The secularization of society in the West since the seventeenth century gradually stripped the visual arts of their traditional functions. Formerly, artists answered the ecclesiastical demand for compelling visions of Christian belief and royalty’s need for images to radiate its eminence. With the modernization of European society, artists found themselves displaced into a market economy, to produce luxuries of uncertain function and debatable value for a small, quixotic public. With the momentous influence of the Romantic movement, the autonomous art object came to be treated as a more or less direct expression of the artist’s personality. Definitive examples might be found in the work of Vincent van Gogh and the early German Expressionists and, much later, in the art of the American Abstract Expressionists around the turn of the fifties.

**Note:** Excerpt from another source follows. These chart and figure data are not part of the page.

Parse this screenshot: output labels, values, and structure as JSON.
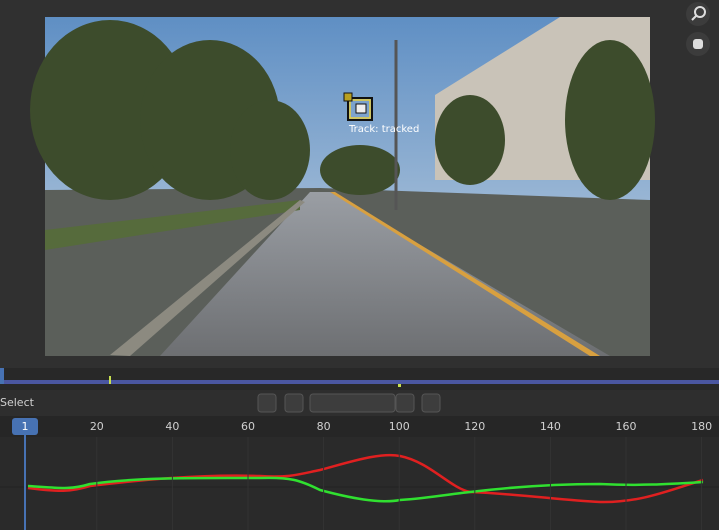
{
  "viewer": {
    "marker_label": "Track: tracked"
  },
  "header": {
    "mode": "Select"
  },
  "timeline": {
    "current_frame": 1,
    "frame_ticks": [
      20,
      40,
      60,
      80,
      100,
      120,
      140,
      160,
      180
    ]
  }
}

Backlash from the Expressionist position began around the time of World War I, foreshadowing the present climate in which the very notion of selfhood (as a fount of authorship, anyway) is regarded with suspicion (politically rather than spiritually) and the concept of art has become almost anarchically accommodating. As Arthur Danto describes it, “In periods of artistic stability, there can be little doubt that works of art very frequently were found to have properties, failure of which would seriously call in question their status as artworks. But that time has long since passed, and just as anything can be an expression of anything, provided we know the conventions under which it is one and the causes through which its status as an expression is to be explained, so in this sense can anything be a work of art. The typewriter I am writing on could have been a work of art, but it happens not to be one. What makes art so interesting a concept is that in nothing like the sense in which my typewriter could be a work of art could it be a ham sandwich, though of course some ham sandwich could be, and perhaps already is, a work of art.”

The present uncertainty about how art is to be defined, who defines it, and for how long, is uncomfortable, but it may mean that Western art is more likely to become an inadvertent vehicle of Buddhist insight than ever before. For, rather than see artworks in proud isolation against a background of mundane incoherence, people in the field are increasingly inclined to regard them as peculiar consequences of larger forces and frames of reference: material, social, even spiritual. It is as if, around the issue of the nature of art, many people have acccepted in some measure the point articulated by Thich Nhat Hanh in his commentary on theHeart Sutra. Of the well-known paradox declaring that “form is emptiness, emptiness is form,” he asks what forms—the entities we regard as real—are empty of? His answer is that they are “empty of self-existence,” at least in an expanded view, being connected somehow to everything else that is.

Remarkably, many people (at least within the art world) have lately come to believe that, in order to be seen understandingly, artworks must be viewed as embedded in great networks of relations with other forms and forces. This recognition itself is part of what makes it difficult to decide now what is and is not “art.”

To say that there is Buddhist content in Western art is generally inaccurate, though there are curious exceptions, such as the work of the German artist Wolfgang Laib, a professed Buddhist, who sees his installations of accumulated pollen as spiritual expressions. What may be said fairly is that seemingly unlikely examples of Western art lend themselves to vivify the spiritual understanding of someone who happens to bring to them a Buddhist point of view.